La raison de son cri du cœur ce matin? Son ex portait un anneau de mariage à son annuaire. Elle qui s’est torturée pendant des mois à tenter de comprendre le pourquoi du comment; qu’était-il arrivé entre le moment où il lui avait glissé à l’oreille « je t’aime, tu es la femme de ma vie » et le jour fatidique où il lui avait annoncé tout bonnement, comme on parle de la pluie ou du beau temps « ça ne fonctionnera pas, je suis désolé. » La réponse était là, sur l’annulaire gauche de cet homme qui n’a probablement jamais eu l’intention de faire du mal à mon amie, mais qui savait fort probablement en son for intérieur que ce n’était pas elle, la femme de sa vie. Il était donc revenu avec elle, la véritable femme de sa vie on s’entend, celle de qui il était pourtant séparé depuis des années.

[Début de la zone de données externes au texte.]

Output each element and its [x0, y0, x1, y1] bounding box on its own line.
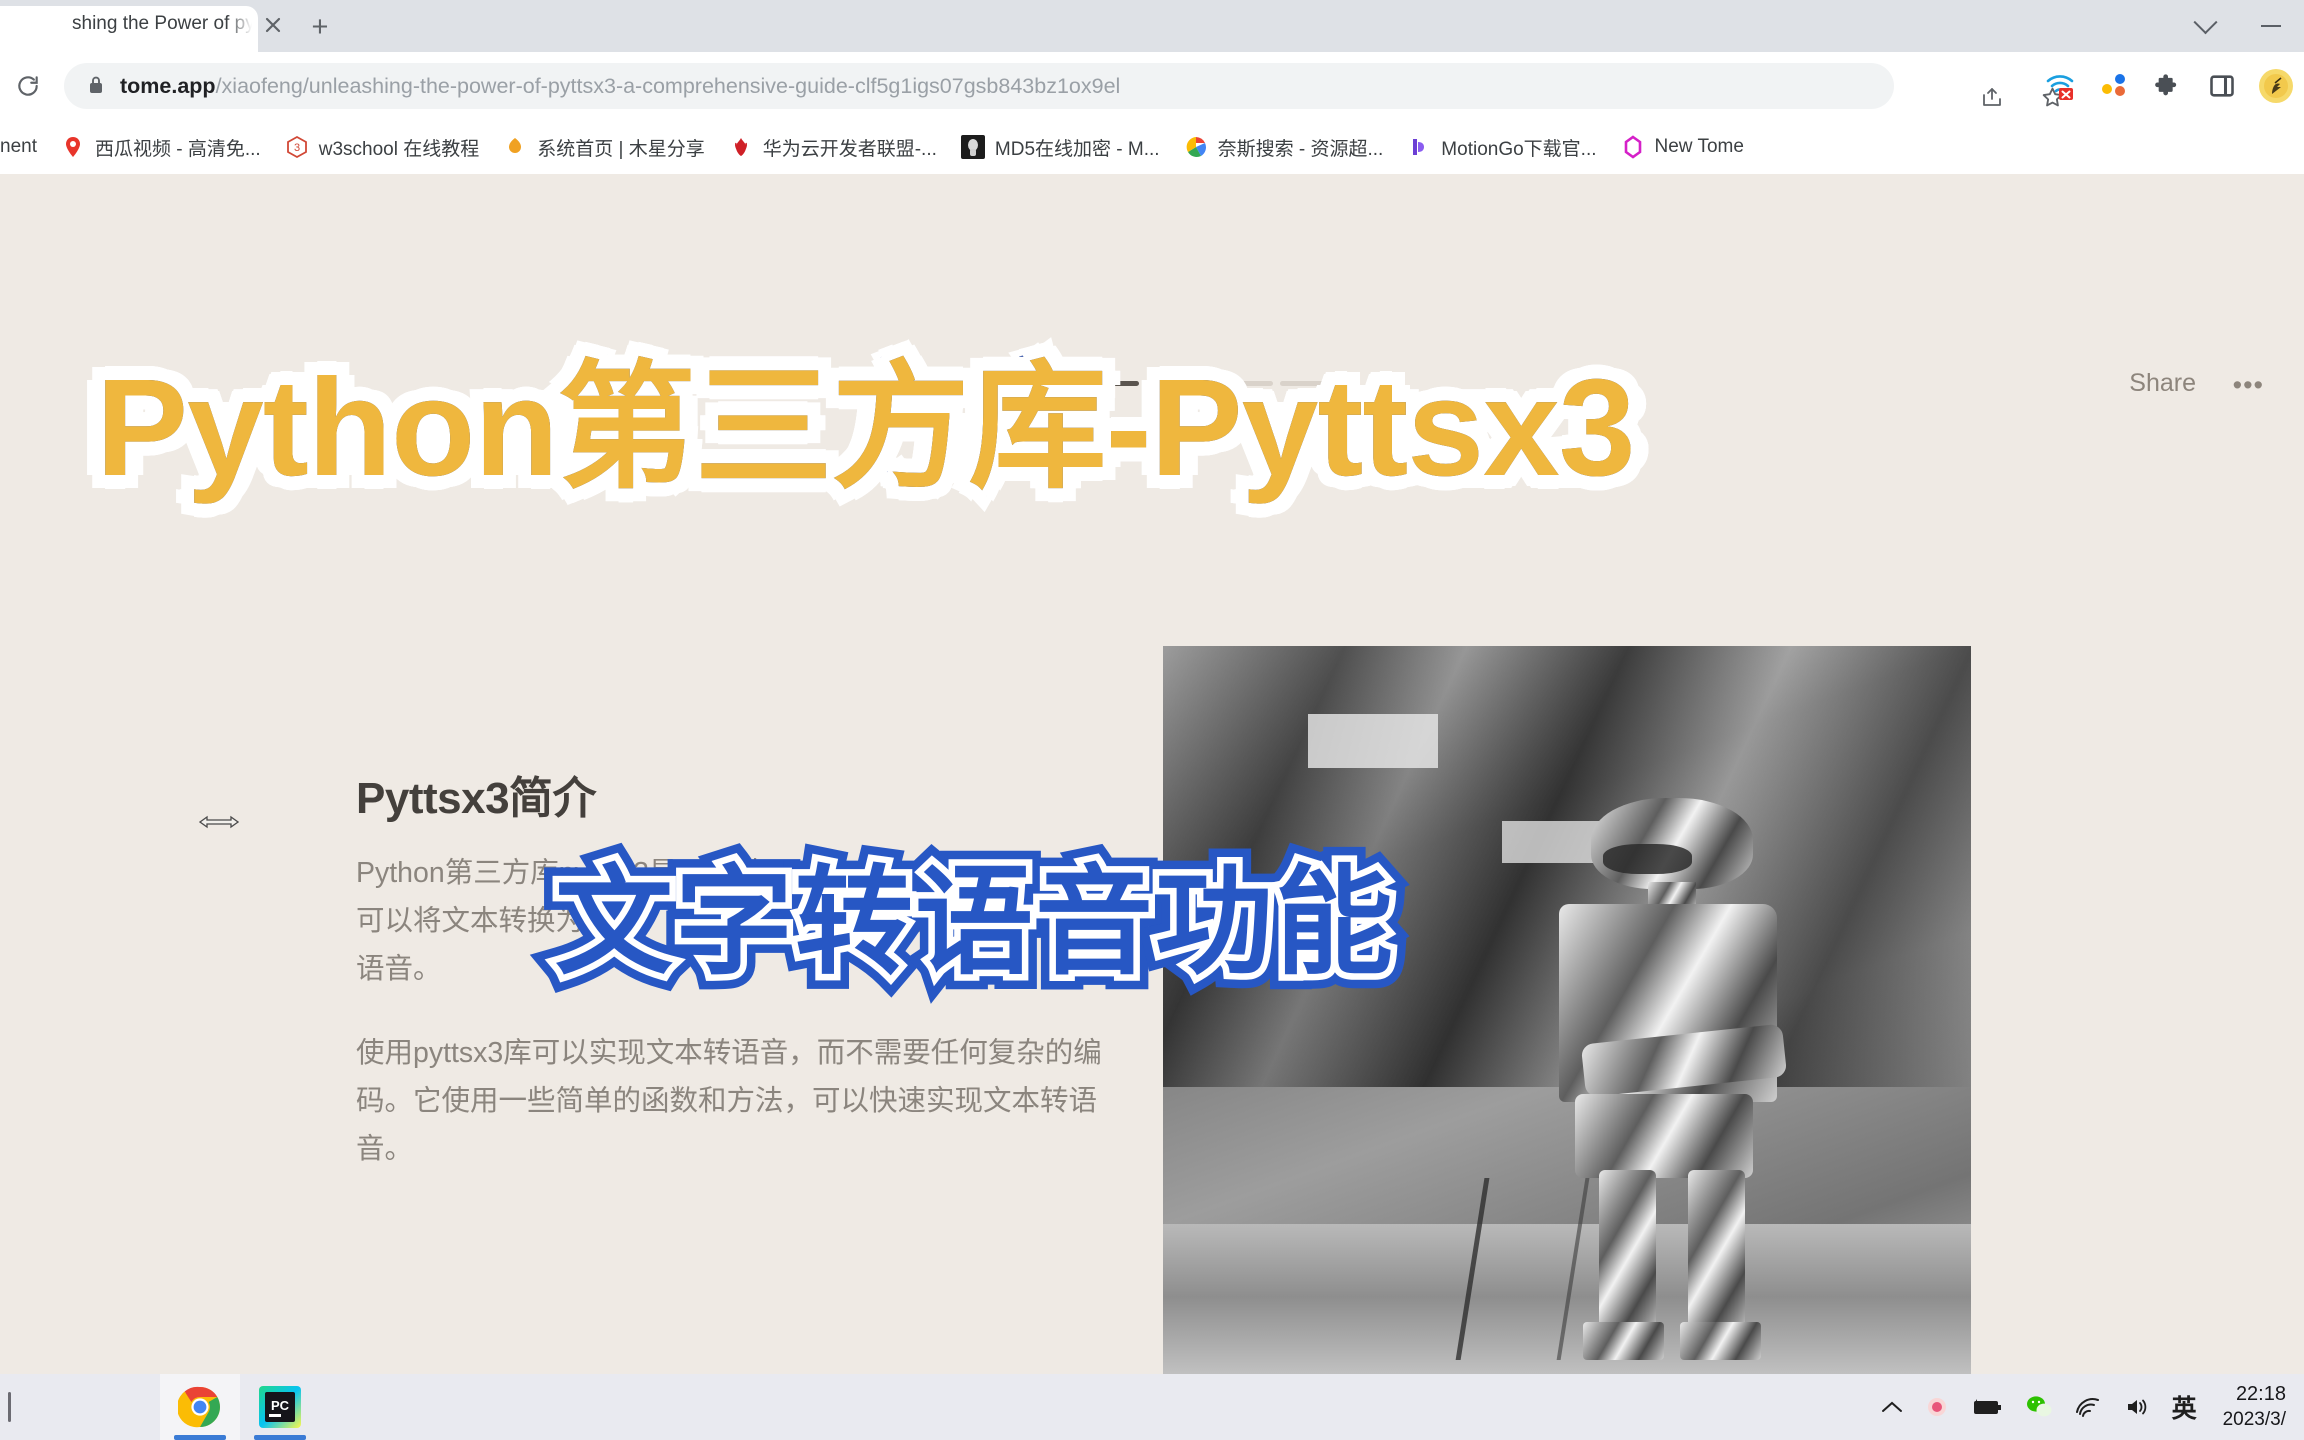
naisi-search-icon [1184, 135, 1208, 159]
address-bar-url: tome.app/xiaofeng/unleashing-the-power-o… [120, 72, 1740, 100]
bookmark-item[interactable]: 系统首页 | 木星分享 [491, 127, 717, 167]
recording-dot-icon[interactable] [1926, 1396, 1948, 1418]
bookmark-label: 西瓜视频 - 高清免... [94, 138, 261, 160]
slide-heading: Pyttsx3简介 [356, 774, 597, 823]
bookmark-item[interactable]: 西瓜视频 - 高清免... [49, 127, 273, 167]
chevron-down-icon[interactable] [2172, 0, 2238, 52]
clock-date: 2023/3/ [2222, 1409, 2286, 1430]
bookmark-label: MotionGo下载官... [1441, 138, 1597, 160]
bookmark-item[interactable]: 华为云开发者联盟-... [717, 127, 949, 167]
chrome-taskbar-icon[interactable] [160, 1374, 240, 1440]
extension-icons [2040, 63, 2296, 109]
address-bar[interactable]: tome.app/xiaofeng/unleashing-the-power-o… [64, 63, 2062, 109]
wechat-icon[interactable] [2026, 1395, 2052, 1419]
bookmark-item[interactable]: New Tome [1609, 127, 1756, 167]
new-tab-button[interactable]: + [300, 8, 340, 46]
wall-plate [1308, 714, 1438, 768]
taskbar-active-underline [174, 1435, 226, 1440]
robot-foot-right [1680, 1322, 1761, 1361]
huawei-cloud-icon [729, 135, 753, 159]
bookmark-item[interactable]: 奈斯搜索 - 资源超... [1172, 127, 1396, 167]
overlay-title-sub: 文字转语音功能 文字转语音功能 文字转语音功能 [540, 844, 1735, 1002]
taskbar-active-underline [254, 1435, 306, 1440]
taskbar-apps: PC [160, 1374, 320, 1440]
lock-icon [88, 75, 104, 97]
system-tray: 英 22:18 2023/3/ [1880, 1374, 2304, 1440]
bookmark-label: 奈斯搜索 - 资源超... [1217, 138, 1384, 160]
w3school-icon: 3 [285, 135, 309, 159]
tome-icon [1621, 135, 1645, 159]
taskbar-clock[interactable]: 22:18 2023/3/ [2219, 1381, 2286, 1433]
taskbar-left-edge [0, 1374, 160, 1440]
reload-icon[interactable] [0, 66, 56, 106]
overlay-title-sub-text: 文字转语音功能 [555, 857, 1396, 989]
more-menu-icon[interactable]: ••• [2233, 370, 2264, 401]
svg-text:3: 3 [294, 142, 300, 154]
url-domain: tome.app [120, 74, 216, 98]
robot-leg-left [1599, 1170, 1656, 1338]
share-page-icon[interactable] [1969, 74, 2015, 120]
dots-extension-icon[interactable] [2094, 66, 2134, 106]
url-path: /xiaofeng/unleashing-the-power-of-pyttsx… [215, 74, 1121, 98]
puzzle-extensions-icon[interactable] [2148, 66, 2188, 106]
bookmark-label: 系统首页 | 木星分享 [537, 138, 705, 160]
overlay-title-main: Python第三方库-Pyttsx3 Python第三方库-Pyttsx3 Py… [83, 343, 1649, 514]
bookmark-label: MD5在线加密 - M... [994, 138, 1160, 160]
bookmark-label: 华为云开发者联盟-... [762, 138, 937, 160]
web-page-content: Share ••• Pyttsx3简介 Python第三方库pyttsx3是一个… [0, 174, 2304, 1374]
xigua-icon [61, 135, 85, 159]
slide-image-robot [1163, 646, 1971, 1374]
horizontal-resize-cursor [196, 811, 242, 833]
close-icon[interactable] [256, 8, 290, 42]
robot-pelvis [1575, 1094, 1753, 1178]
bookmark-item[interactable]: MotionGo下载官... [1395, 127, 1608, 167]
show-hidden-icons-chevron[interactable] [1880, 1398, 1904, 1416]
tab-strip: shing the Power of pytts + [0, 0, 2304, 52]
muxing-icon [503, 135, 527, 159]
bookmark-label: nent [0, 136, 37, 157]
wifi-blocked-icon[interactable] [2040, 66, 2080, 106]
windows-taskbar: PC 英 22:18 2023/3/ [0, 1374, 2304, 1440]
browser-toolbar: tome.app/xiaofeng/unleashing-the-power-o… [0, 52, 2304, 120]
network-wifi-icon[interactable] [2074, 1396, 2102, 1418]
volume-icon[interactable] [2124, 1396, 2150, 1418]
pycharm-taskbar-icon[interactable]: PC [240, 1374, 320, 1440]
bookmark-label: w3school 在线教程 [318, 138, 480, 160]
taskbar-divider [8, 1392, 11, 1422]
bookmark-label: New Tome [1654, 136, 1744, 157]
robot-leg-right [1688, 1170, 1745, 1338]
side-panel-icon[interactable] [2202, 66, 2242, 106]
robot-foot-left [1583, 1322, 1664, 1361]
ime-language-icon[interactable]: 英 [2172, 1389, 2197, 1425]
bookmarks-bar: nent 西瓜视频 - 高清免... 3 w3school 在线教程 系统首页 … [0, 120, 2304, 174]
browser-window: shing the Power of pytts + tome.app/xiao… [0, 0, 2304, 1374]
tab-title: shing the Power of pytts [72, 13, 252, 34]
bookmark-item[interactable]: 3 w3school 在线教程 [273, 127, 492, 167]
svg-text:PC: PC [271, 1398, 290, 1413]
share-button[interactable]: Share [2129, 369, 2196, 398]
bookmark-item[interactable]: nent [0, 127, 49, 167]
window-controls [2172, 0, 2304, 52]
bookmark-item[interactable]: MD5在线加密 - M... [949, 127, 1172, 167]
battery-charging-icon[interactable] [1970, 1397, 2004, 1417]
slide-paragraph: 使用pyttsx3库可以实现文本转语音，而不需要任何复杂的编码。它使用一些简单的… [356, 1037, 1102, 1165]
motiongo-icon [1407, 135, 1431, 159]
clock-time: 22:18 [2235, 1383, 2286, 1405]
profile-avatar-icon[interactable] [2256, 66, 2296, 106]
minimize-icon[interactable] [2238, 0, 2304, 52]
md5-icon [960, 135, 985, 159]
overlay-title-main-text: Python第三方库-Pyttsx3 [95, 351, 1638, 505]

La rupture, brusque, soudaine, survenue sans avertissement, sans préparation (est-on parfois préparé à une rupture? jamais, selon moi, mais elle fait encore plus mal lorsqu’on ne l’a pas vu venir) et ce matin, j’ai absorbé la peine et le mal de vivre de mon amie et j’ai décidé d’écrire. Parce que, ce n’est pas parce que ça fait du sens ou que tu obtiens finalement une réponse que ça fait moins mal. 

J’écris, c’est ce que je fais dans la vie, alors, pour guérir mon mal de vivre, le même qui afflige mon amie et sûrement de nombreuses autres femmes et hommes partout à travers le monde, j’ai choisi d’écrire là-dessus. Sur le mal indéfinissable qui nous gruge de l’intérieur lorsque la personne que l’on aime nous annonce que ce n’est plus réciproque. Parce que, moi aussi, j’ai le mal de vivre et que je suis convaincue que je ne suis pas la seule qui m’efforce de faire semblant que tout va bien, qui essaye de fonctionner normalement même si c’est quasi impossible, qui vit avec un trou dans le cœur depuis un moment et qui, chaque matin, espère qu’«aujourd’hui ce soit le dernier jour » de mon mal-être. 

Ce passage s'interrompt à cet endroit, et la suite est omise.